The Neural Pruning Law Hypothesis
This work addresses the need for a unifying theoretical framework in neural network pruning, which could improve efficiency and understanding across AI applications, though it is incremental in building on existing pruning concepts.
The paper tackles the problem of poorly understood ad-hoc heuristics in neural network pruning by introducing Hyperflux, a method that models pruning as an interaction between weight flux and network pressure, leading to the discovery of a power-law relationship between minimum flux and density, which they hypothesize as the Neural Pruning Law applicable to various pruning methods.
Network pruning is used to reduce inference latency and power consumption in large neural networks. However, most current pruning methods rely on ad-hoc heuristics that are poorly understood. We introduce Hyperflux, a conceptually-grounded pruning method, and use it to study the pruning process.
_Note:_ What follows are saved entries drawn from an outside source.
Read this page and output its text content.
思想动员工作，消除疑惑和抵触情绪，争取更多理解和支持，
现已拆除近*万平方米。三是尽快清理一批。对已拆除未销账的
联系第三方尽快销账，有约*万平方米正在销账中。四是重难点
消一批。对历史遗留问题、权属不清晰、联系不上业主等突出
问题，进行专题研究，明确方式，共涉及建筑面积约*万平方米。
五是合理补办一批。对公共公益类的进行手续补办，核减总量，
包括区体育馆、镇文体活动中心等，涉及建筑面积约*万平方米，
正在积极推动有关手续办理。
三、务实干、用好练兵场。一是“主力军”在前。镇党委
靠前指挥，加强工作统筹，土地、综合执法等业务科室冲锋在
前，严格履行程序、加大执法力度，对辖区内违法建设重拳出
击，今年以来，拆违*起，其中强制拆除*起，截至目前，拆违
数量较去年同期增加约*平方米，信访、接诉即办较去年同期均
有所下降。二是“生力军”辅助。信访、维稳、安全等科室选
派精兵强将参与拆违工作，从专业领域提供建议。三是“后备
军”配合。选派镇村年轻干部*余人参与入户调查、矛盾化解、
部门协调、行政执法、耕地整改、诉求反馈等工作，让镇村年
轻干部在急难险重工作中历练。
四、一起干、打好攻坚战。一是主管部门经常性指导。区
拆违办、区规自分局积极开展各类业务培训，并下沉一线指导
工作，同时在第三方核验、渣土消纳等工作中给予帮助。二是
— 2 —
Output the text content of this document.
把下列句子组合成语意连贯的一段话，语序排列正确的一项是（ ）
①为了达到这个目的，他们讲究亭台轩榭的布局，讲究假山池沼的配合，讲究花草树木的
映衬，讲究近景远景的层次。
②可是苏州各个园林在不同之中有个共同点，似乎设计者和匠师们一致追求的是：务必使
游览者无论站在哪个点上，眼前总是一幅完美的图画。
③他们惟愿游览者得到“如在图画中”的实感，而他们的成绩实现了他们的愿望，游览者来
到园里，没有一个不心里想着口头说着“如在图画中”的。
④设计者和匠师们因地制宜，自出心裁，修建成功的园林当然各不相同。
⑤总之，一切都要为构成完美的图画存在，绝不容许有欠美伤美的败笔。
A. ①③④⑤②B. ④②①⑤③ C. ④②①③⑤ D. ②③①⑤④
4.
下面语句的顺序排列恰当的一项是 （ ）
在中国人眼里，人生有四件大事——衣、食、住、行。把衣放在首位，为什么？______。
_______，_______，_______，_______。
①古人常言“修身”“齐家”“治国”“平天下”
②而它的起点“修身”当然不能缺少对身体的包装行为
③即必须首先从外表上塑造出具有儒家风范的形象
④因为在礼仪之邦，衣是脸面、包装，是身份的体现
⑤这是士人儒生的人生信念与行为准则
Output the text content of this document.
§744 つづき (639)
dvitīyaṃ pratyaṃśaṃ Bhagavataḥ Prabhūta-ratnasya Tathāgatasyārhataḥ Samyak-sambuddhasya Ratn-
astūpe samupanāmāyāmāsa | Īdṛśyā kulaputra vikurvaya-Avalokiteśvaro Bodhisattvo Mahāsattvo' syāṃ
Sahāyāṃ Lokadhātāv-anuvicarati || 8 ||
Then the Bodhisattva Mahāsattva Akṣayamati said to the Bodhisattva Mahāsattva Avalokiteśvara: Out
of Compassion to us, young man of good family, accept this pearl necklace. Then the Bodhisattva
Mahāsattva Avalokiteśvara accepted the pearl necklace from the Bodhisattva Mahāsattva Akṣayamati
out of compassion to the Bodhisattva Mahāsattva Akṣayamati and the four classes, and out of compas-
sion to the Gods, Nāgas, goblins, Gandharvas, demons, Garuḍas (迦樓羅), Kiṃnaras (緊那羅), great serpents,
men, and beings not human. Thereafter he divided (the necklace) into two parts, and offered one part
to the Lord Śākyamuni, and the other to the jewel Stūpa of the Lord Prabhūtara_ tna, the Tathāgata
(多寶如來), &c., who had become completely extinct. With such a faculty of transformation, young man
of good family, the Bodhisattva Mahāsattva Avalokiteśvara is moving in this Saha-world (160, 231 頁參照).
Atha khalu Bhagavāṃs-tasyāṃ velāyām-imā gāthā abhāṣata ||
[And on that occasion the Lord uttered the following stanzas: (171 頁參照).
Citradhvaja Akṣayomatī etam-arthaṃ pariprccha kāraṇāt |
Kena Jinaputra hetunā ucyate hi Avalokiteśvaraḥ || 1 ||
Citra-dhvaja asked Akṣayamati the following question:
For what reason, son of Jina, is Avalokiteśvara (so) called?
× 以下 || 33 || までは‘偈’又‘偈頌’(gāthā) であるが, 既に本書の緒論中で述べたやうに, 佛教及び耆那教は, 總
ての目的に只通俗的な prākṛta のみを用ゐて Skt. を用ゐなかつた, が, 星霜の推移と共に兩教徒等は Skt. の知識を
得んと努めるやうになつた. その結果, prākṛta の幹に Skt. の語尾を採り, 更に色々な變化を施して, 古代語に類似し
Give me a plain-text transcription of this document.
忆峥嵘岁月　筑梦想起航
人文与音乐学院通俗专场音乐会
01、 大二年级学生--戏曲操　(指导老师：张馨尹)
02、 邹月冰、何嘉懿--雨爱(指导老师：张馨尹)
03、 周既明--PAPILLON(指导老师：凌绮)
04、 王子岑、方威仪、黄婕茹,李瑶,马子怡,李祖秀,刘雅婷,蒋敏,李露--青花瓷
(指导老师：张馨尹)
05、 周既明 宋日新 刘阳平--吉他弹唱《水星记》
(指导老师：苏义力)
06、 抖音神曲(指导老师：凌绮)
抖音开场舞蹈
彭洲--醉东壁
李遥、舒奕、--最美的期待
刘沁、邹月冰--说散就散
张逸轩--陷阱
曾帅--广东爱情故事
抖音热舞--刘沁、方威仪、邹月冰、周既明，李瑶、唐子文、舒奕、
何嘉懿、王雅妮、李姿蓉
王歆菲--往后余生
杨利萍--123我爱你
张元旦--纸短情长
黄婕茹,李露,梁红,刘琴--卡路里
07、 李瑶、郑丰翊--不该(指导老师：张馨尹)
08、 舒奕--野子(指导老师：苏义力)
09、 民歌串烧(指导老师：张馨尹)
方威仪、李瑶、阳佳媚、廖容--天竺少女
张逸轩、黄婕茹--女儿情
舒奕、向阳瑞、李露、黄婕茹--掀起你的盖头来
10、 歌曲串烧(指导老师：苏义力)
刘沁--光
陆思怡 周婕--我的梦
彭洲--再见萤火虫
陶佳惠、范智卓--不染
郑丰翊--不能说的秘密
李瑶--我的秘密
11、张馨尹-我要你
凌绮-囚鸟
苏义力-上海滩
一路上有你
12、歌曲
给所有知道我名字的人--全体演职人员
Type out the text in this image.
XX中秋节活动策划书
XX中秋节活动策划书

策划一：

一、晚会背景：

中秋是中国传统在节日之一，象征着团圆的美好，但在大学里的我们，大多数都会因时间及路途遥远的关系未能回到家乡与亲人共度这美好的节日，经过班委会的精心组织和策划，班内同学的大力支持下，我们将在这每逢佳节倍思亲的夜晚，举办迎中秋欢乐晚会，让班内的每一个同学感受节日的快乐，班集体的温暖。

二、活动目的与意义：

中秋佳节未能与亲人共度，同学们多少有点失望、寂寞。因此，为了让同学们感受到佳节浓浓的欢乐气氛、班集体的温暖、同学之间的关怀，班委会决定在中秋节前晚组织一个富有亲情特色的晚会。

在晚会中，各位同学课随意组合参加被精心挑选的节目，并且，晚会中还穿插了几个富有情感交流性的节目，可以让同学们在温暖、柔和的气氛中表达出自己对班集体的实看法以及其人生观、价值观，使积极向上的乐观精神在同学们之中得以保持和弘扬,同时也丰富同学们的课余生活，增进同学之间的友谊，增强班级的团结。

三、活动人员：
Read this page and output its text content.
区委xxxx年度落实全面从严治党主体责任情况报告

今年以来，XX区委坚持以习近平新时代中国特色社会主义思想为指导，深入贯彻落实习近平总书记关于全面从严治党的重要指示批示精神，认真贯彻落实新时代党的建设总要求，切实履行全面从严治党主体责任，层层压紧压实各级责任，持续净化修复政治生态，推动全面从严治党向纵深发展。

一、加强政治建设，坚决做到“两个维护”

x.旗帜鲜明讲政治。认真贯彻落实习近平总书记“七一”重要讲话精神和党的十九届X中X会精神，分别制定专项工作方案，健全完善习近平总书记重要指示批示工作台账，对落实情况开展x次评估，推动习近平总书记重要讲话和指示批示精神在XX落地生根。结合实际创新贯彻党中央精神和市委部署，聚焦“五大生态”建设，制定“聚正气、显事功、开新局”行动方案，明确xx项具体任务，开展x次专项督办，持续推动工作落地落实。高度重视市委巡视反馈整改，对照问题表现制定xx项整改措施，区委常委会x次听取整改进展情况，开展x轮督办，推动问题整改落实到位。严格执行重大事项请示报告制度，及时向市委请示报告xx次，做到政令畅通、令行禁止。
Hyperflux models this process as an interaction between weight flux, the gradient's response to the weight's removal, and network pressure, a global regularization driving weights towards pruning. We postulate properties that arise naturally from our framework and find that the relationship between minimum flux among weights and density follows a power-law equation. Furthermore, we hypothesize the power-law relationship to hold for any effective saliency metric and call this idea the Neural Pruning Law Hypothesis. We validate our hypothesis on several families of pruning methods (magnitude, gradients, $L_0$), providing a potentially unifying property for neural pruning.